Une mise à jour réglementaire significative a été instaurée par la Loi de Finance Rectificative L/2022/N°0009/CNTdu 27 septembre 2022 et renforcée par le courrier N°9857/MB/DGI/CT/2024, daté du 24 décembre 2024, émanant de la Direction Générale des Impôts. Cette réglementation est entrée en vigueur le 1er janvier 2025et impose un prélèvement forfaitaire de 20% sur les factures des fournisseurs de biens et de services qui ne sont pas immatriculés auprès des autorités fiscales ou qui ne respectent pas leurs obligations fiscales, notamment en ce qui concerne l’obtention d’un Numéro d’Identification Fiscale (NIF) et d’un quitus fiscal à jour, conformément aux articles 251.I.4 et 251.II.3 du Code Général des Impôts (CGI).

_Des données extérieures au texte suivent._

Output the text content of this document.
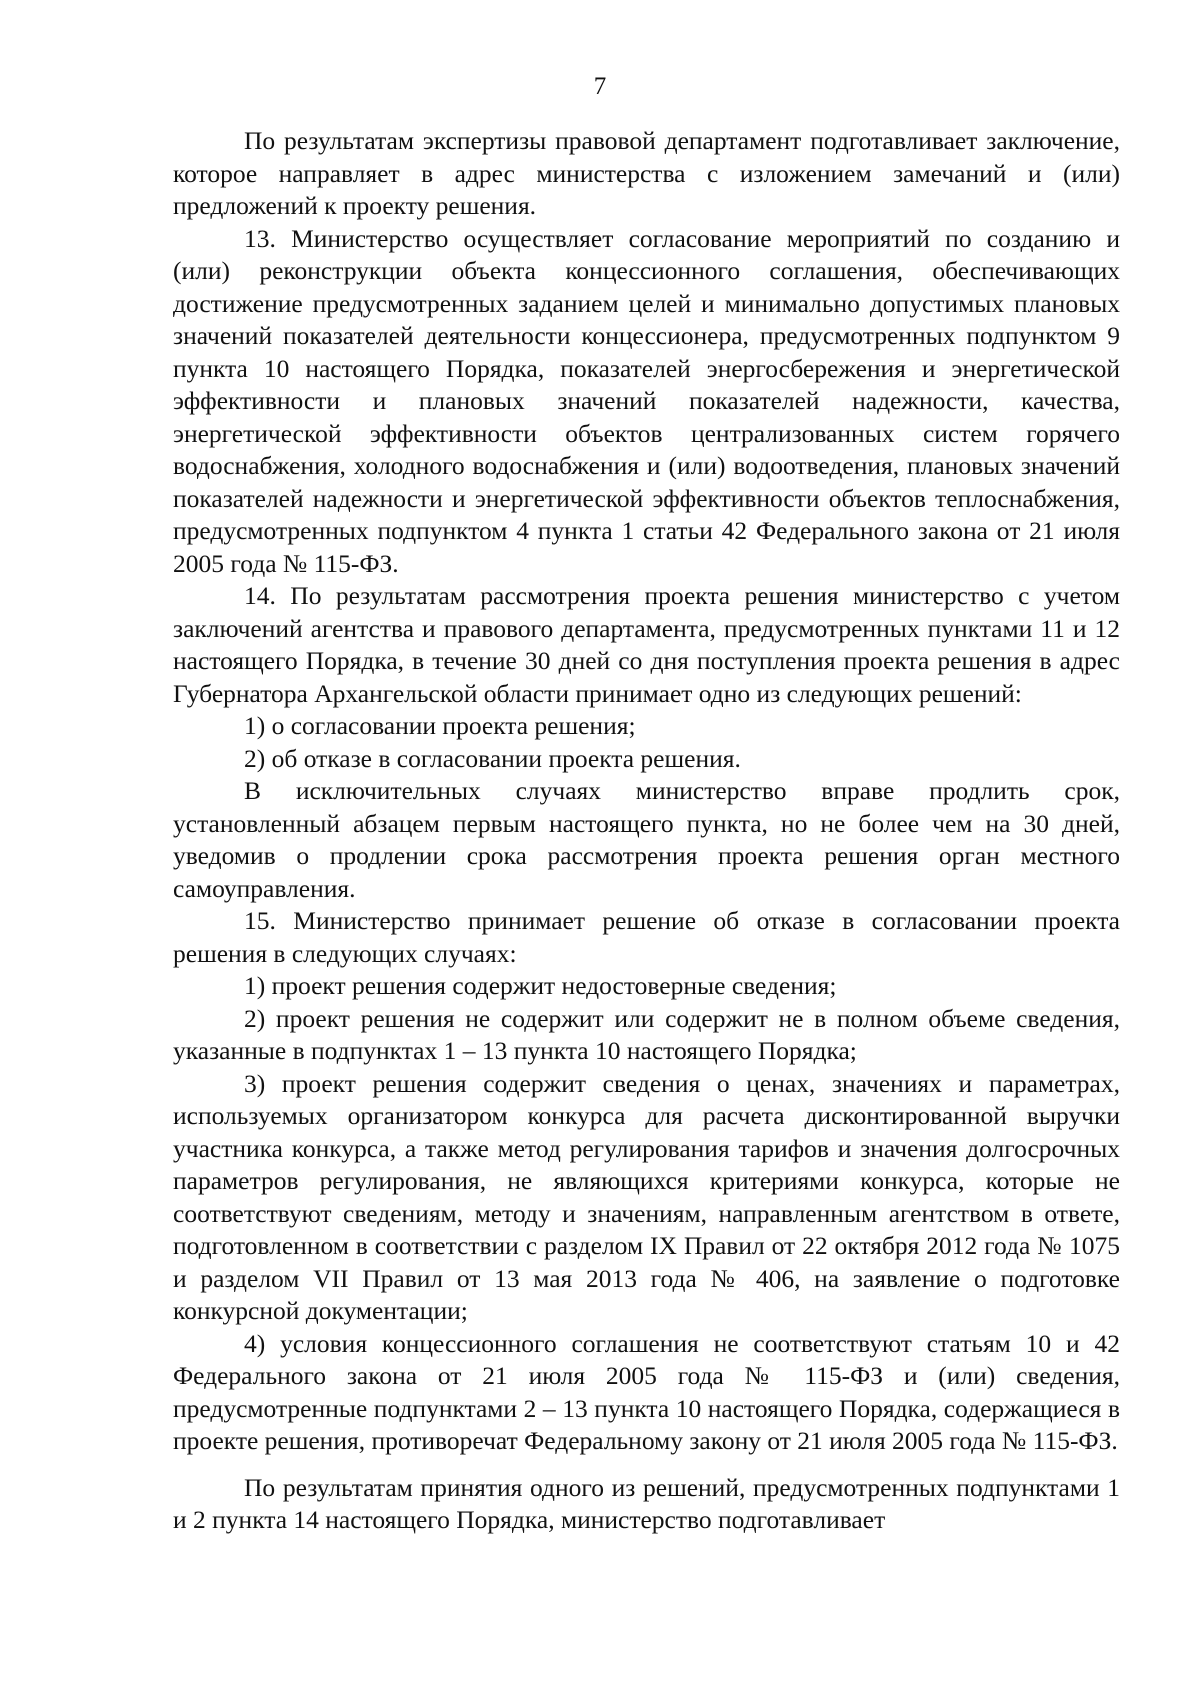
7

По результатам экспертизы правовой департамент подготавливает заключение, которое направляет в адрес министерства с изложением замечаний и (или) предложений к проекту решения.

13. Министерство осуществляет согласование мероприятий по созданию и (или) реконструкции объекта концессионного соглашения, обеспечивающих достижение предусмотренных заданием целей и минимально допустимых плановых значений показателей деятельности концессионера, предусмотренных подпунктом 9 пункта 10 настоящего Порядка, показателей энергосбережения и энергетической эффективности и плановых значений показателей надежности, качества, энергетической эффективности объектов централизованных систем горячего водоснабжения, холодного водоснабжения и (или) водоотведения, плановых значений показателей надежности и энергетической эффективности объектов теплоснабжения, предусмотренных подпунктом 4 пункта 1 статьи 42 Федерального закона от 21 июля 2005 года № 115-ФЗ.

14. По результатам рассмотрения проекта решения министерство с учетом заключений агентства и правового департамента, предусмотренных пунктами 11 и 12 настоящего Порядка, в течение 30 дней со дня поступления проекта решения в адрес Губернатора Архангельской области принимает одно из следующих решений:

1) о согласовании проекта решения;

2) об отказе в согласовании проекта решения.

В исключительных случаях министерство вправе продлить срок, установленный абзацем первым настоящего пункта, но не более чем на 30 дней, уведомив о продлении срока рассмотрения проекта решения орган местного самоуправления.

15. Министерство принимает решение об отказе в согласовании проекта решения в следующих случаях:

1) проект решения содержит недостоверные сведения;

2) проект решения не содержит или содержит не в полном объеме сведения, указанные в подпунктах 1 – 13 пункта 10 настоящего Порядка;

3) проект решения содержит сведения о ценах, значениях и параметрах, используемых организатором конкурса для расчета дисконтированной выручки участника конкурса, а также метод регулирования тарифов и значения долгосрочных параметров регулирования, не являющихся критериями конкурса, которые не соответствуют сведениям, методу и значениям, направленным агентством в ответе, подготовленном в соответствии с разделом IX Правил от 22 октября 2012 года № 1075 и разделом VII Правил от 13 мая 2013 года № 406, на заявление о подготовке конкурсной документации;

4) условия концессионного соглашения не соответствуют статьям 10 и 42 Федерального закона от 21 июля 2005 года № 115-ФЗ и (или) сведения, предусмотренные подпунктами 2 – 13 пункта 10 настоящего Порядка, содержащиеся в проекте решения, противоречат Федеральному закону от 21 июля 2005 года № 115-ФЗ.

По результатам принятия одного из решений, предусмотренных подпунктами 1 и 2 пункта 14 настоящего Порядка, министерство подготавливает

Obligation d’immatriculation et de conformité fiscale
Il est crucial de rappeler que, selon les dispositions des articles 5 et 358 bis du CGI, toute personne physique ou morale exerçant une activité économique est tenue de posséder un NIF. Cette obligation d’immatriculation vise à garantir que les acteurs économiques soient « connus de l’administration fiscale ». Ainsi, les fournisseurs qui ne disposent pas d’un NIF ou qui ne sont pas à jour de leurs obligations fiscales seront classés respectivement comme « non connus de l’administration fiscale » et « défaillants chroniques ». Ces classifications les rendront éligibles à la retenue de 20%.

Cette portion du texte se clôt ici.